Cartier-Bresson was a photographer who hated to be photographed and treasured his privacy above all. Photographs of Cartier-Bresson do exist, but they are scant. When he accepted an honorary degree from Oxford University in 1975, he held a paper in front of his face to avoid being photographed.
Cartier-Bresson exclusively used Leica 35 mm rangefinder cameras equipped with normal 50 mm lenses or occasionally a wide-angle for landscapes. He often wrapped black tape around the camera’s chrome body to make it less conspicuous. With fast black and white films and sharp lenses, he was able to photograph almost by stealth to capture the events. No longer bound by a huge 4×5 press camera or an awkward medium format twin-lens reflex camera, miniature-format cameras gave Cartier-Bresson what he called “the velvet hand [and] the hawk’s eye.” He never photographed with flash, a practice he saw as “[i]mpolite…like coming to a concert with a pistol in your hand.”

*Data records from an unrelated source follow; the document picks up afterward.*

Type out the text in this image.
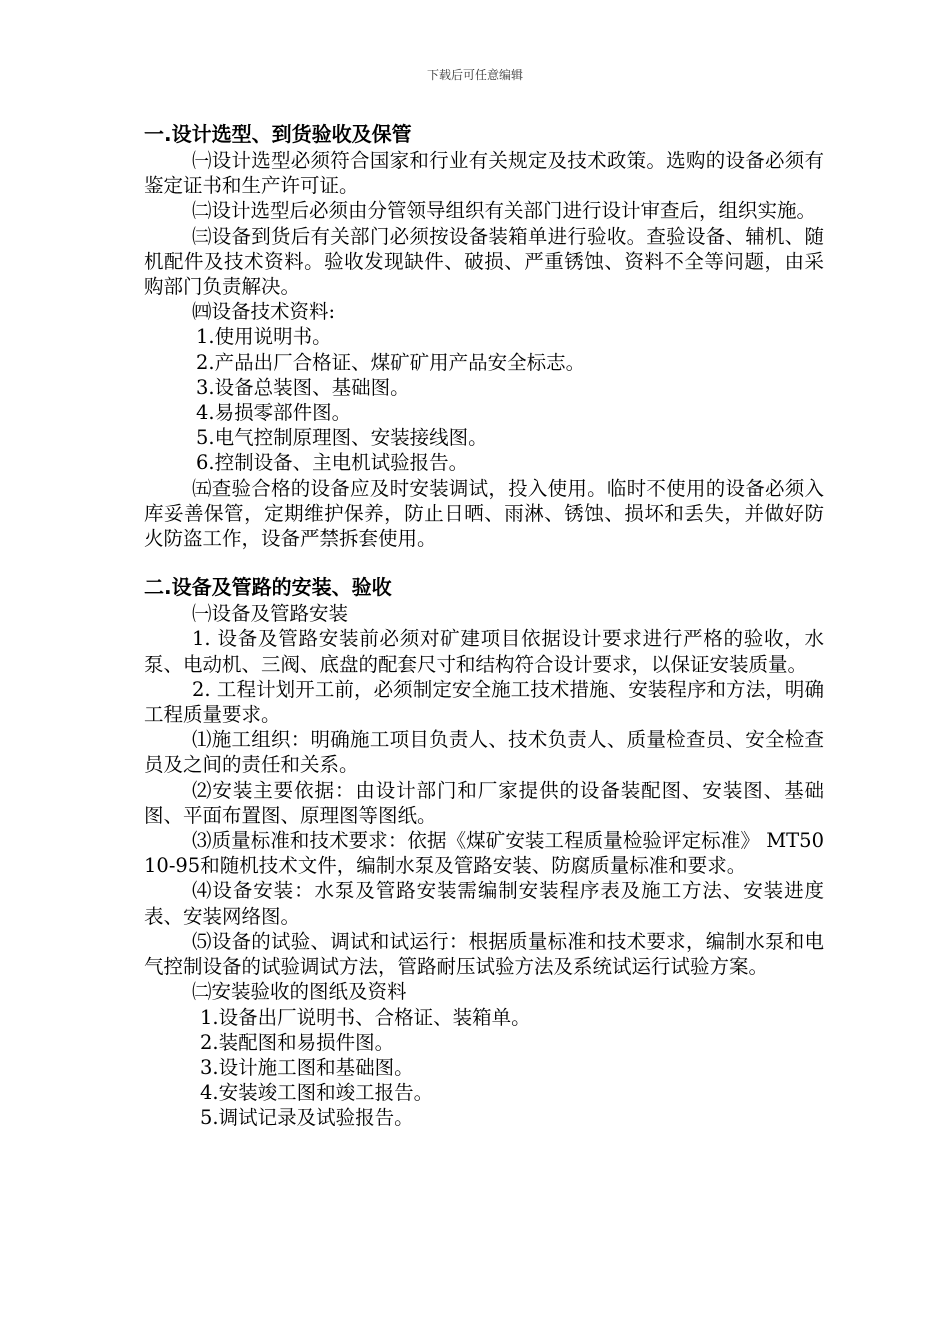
下载后可任意编辑
一.设计选型、到货验收及保管
㈠设计选型必须符合国家和行业有关规定及技术政策。选购的设备必须有鉴定证书和生产许可证。
㈡设计选型后必须由分管领导组织有关部门进行设计审查后，组织实施。
㈢设备到货后有关部门必须按设备装箱单进行验收。查验设备、辅机、随机配件及技术资料。验收发现缺件、破损、严重锈蚀、资料不全等问题，由采购部门负责解决。
㈣设备技术资料:
1.使用说明书。
2.产品出厂合格证、煤矿矿用产品安全标志。
3.设备总装图、基础图。
4.易损零部件图。
5.电气控制原理图、安装接线图。
6.控制设备、主电机试验报告。
㈤查验合格的设备应及时安装调试，投入使用。临时不使用的设备必须入库妥善保管，定期维护保养，防止日晒、雨淋、锈蚀、损坏和丢失，并做好防火防盗工作，设备严禁拆套使用。
二.设备及管路的安装、验收
㈠设备及管路安装
1. 设备及管路安装前必须对矿建项目依据设计要求进行严格的验收，水泵、电动机、三阀、底盘的配套尺寸和结构符合设计要求，以保证安装质量。
2. 工程计划开工前，必须制定安全施工技术措施、安装程序和方法，明确工程质量要求。
⑴施工组织：明确施工项目负责人、技术负责人、质量检查员、安全检查员及之间的责任和关系。
⑵安装主要依据：由设计部门和厂家提供的设备装配图、安装图、基础图、平面布置图、原理图等图纸。
⑶质量标准和技术要求：依据《煤矿安装工程质量检验评定标准》 MT5010-95和随机技术文件，编制水泵及管路安装、防腐质量标准和要求。
⑷设备安装：水泵及管路安装需编制安装程序表及施工方法、安装进度表、安装网络图。
⑸设备的试验、调试和试运行：根据质量标准和技术要求，编制水泵和电气控制设备的试验调试方法，管路耐压试验方法及系统试运行试验方案。
㈡安装验收的图纸及资料
1.设备出厂说明书、合格证、装箱单。
2.装配图和易损件图。
3.设计施工图和基础图。
4.安装竣工图和竣工报告。
5.调试记录及试验报告。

He believed in composing his photographs in the viewfinder, not in the darkroom. He showcased this belief by having nearly all his photographs printed only at full-frame and completely free of any cropping or other darkroom manipulation. Indeed, he emphasized that his prints were not cropped by insisting they include the first millimetre or so of the unexposed clear negative around the image area resulting, after printing, in a black border around the positive image.

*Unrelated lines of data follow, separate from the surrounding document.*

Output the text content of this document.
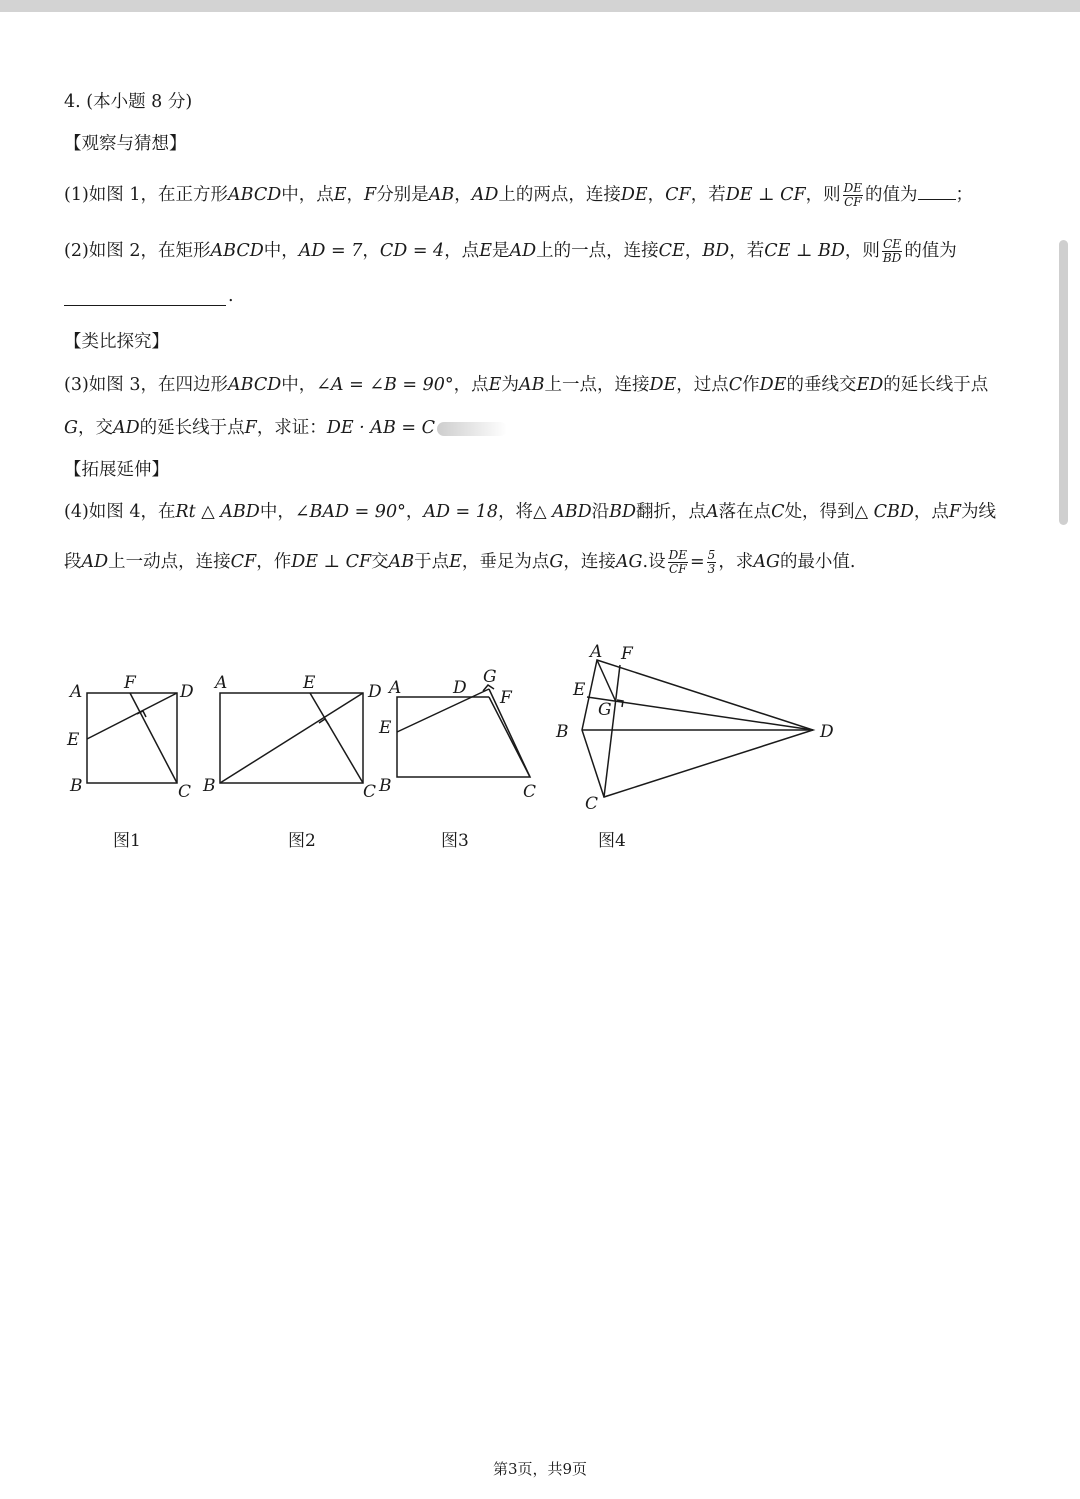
4. (本小题 8 分)
【观察与猜想】
(1)如图 1，在正方形ABCD中，点E，F分别是AB，AD上的两点，连接DE，CF，若DE ⊥ CF，则 $\frac{DE}{CF}$ 的值为 ；
(2)如图 2，在矩形ABCD中，AD = 7，CD = 4，点E是AD上的一点，连接CE，BD，若CE ⊥ BD，则 $\frac{CE}{BD}$ 的值为
.
【类比探究】
(3)如图 3，在四边形ABCD中，∠A = ∠B = 90°，点E为AB上一点，连接DE，过点C作DE的垂线交ED的延长线于点
G，交AD的延长线于点F，求证：DE · AB = C
【拓展延伸】
(4)如图 4，在Rt △ ABD中，∠BAD = 90°，AD = 18，将△ ABD沿BD翻折，点A落在点C处，得到△ CBD，点F为线
段AD上一动点，连接CF，作DE ⊥ CF交AB于点E，垂足为点G，连接AG.设 $\frac{DE}{CF} = \frac{5}{3}$ ，求AG的最小值.
A
B	C
D
E
F	A
B	C
D
E	A
B	C
D
E
F
G
A
B
C
D
E
F
G
图1	图2	图3	图4
第3页，共9页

Cartier-Bresson worked exclusively in black and white, other than a few unsuccessful attempts in color. He disliked developing or making his own prints. He said: “I’ve never been interested in the process of photography, never, never. Right from the beginning. For me, photography with a small camera like the Leica is an instant drawing.”
He started the tradition of testing new camera lenses by taking photographs of ducks in urban parks. He never published the images but referred to them as ‘my only superstition’ as he considered it a ‘baptism’ of the lens.

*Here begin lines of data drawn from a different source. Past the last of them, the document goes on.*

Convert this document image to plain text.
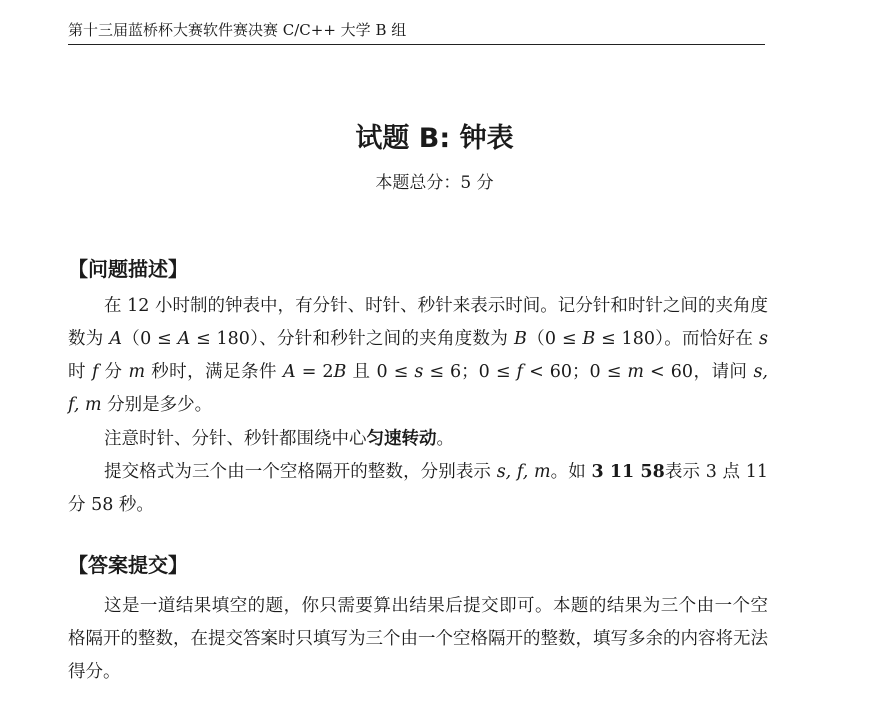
第十三届蓝桥杯大赛软件赛决赛 C/C++ 大学 B 组
试题 B: 钟表
本题总分：5 分
【问题描述】

在 12 小时制的钟表中，有分针、时针、秒针来表示时间。记分针和时针之间的夹角度数为 A（0 ≤ A ≤ 180）、分针和秒针之间的夹角度数为 B（0 ≤ B ≤ 180）。而恰好在 s 时 f 分 m 秒时，满足条件 A = 2B 且 0 ≤ s ≤ 6；0 ≤ f < 60；0 ≤ m < 60，请问 s, f, m 分别是多少。

注意时针、分针、秒针都围绕中心匀速转动。

提交格式为三个由一个空格隔开的整数，分别表示 s, f, m。如 3 11 58表示 3 点 11 分 58 秒。

【答案提交】

这是一道结果填空的题，你只需要算出结果后提交即可。本题的结果为三个由一个空格隔开的整数，在提交答案时只填写为三个由一个空格隔开的整数，填写多余的内容将无法得分。
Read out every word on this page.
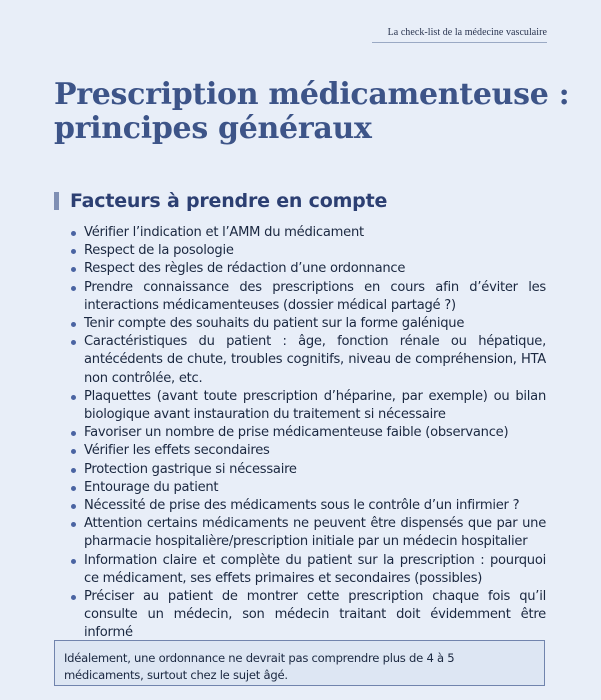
La check-list de la médecine vasculaire
Prescription médicamenteuse : principes généraux
Facteurs à prendre en compte
Vérifier l’indication et l’AMM du médicament
Respect de la posologie
Respect des règles de rédaction d’une ordonnance
Prendre connaissance des prescriptions en cours afin d’éviter les interactions médicamenteuses (dossier médical partagé ?)
Tenir compte des souhaits du patient sur la forme galénique
Caractéristiques du patient : âge, fonction rénale ou hépatique, antécédents de chute, troubles cognitifs, niveau de compréhension, HTA non contrôlée, etc.
Plaquettes (avant toute prescription d’héparine, par exemple) ou bilan biologique avant instauration du traitement si nécessaire
Favoriser un nombre de prise médicamenteuse faible (observance)
Vérifier les effets secondaires
Protection gastrique si nécessaire
Entourage du patient
Nécessité de prise des médicaments sous le contrôle d’un infirmier ?
Attention certains médicaments ne peuvent être dispensés que par une pharmacie hospitalière/prescription initiale par un médecin hospitalier
Information claire et complète du patient sur la prescription : pourquoi ce médicament, ses effets primaires et secondaires (possibles)
Préciser au patient de montrer cette prescription chaque fois qu’il consulte un médecin, son médecin traitant doit évidemment être informé
Idéalement, une ordonnance ne devrait pas comprendre plus de 4 à 5 médicaments, surtout chez le sujet âgé.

Cartier-Bresson is regarded as one of the art world’s most unassuming personalities. He disliked publicity and exhibited a ferocious shyness since his days in hiding from the Nazis during World War II. Although he took many famous portraits, his own face was little known to the world at large (which presumably had the advantage of allowing him to work on the street in peace). He dismissed others’ applications of the term “art” to his photographs, which he thought were merely his gut reactions to moments in time that he had happened upon.
The simultaneous recognition, in a fraction of a second, of the significance of an event as well as the precise organization of forms which gives that event its proper expression… . In photography, the smallest thing can be a great subject. The little human detail can become a leitmotif.
Henri Cartier is one of my favorite photographers, mostly because he tried to shoot everything as naturally as possible, he didn’t believe in editing his photos. He was know for catching the decisive moment, what ever it may have been at the time. This photo below is one of his most blunt photos. When i first saw this photo i asked how Henri could just let it happen but i dont know if he lived or died, I know most photographers don’t realize what they are seeing because they are looking at it through a lens, it feels like a different reality, but as someone just looking at the photo sees Pain, Anger, Why, How, Truth. I find this with all of Henri’s photos, he makes you ask questions and want to know what really happen and find out the story. A Picture says a thousand words, but which words.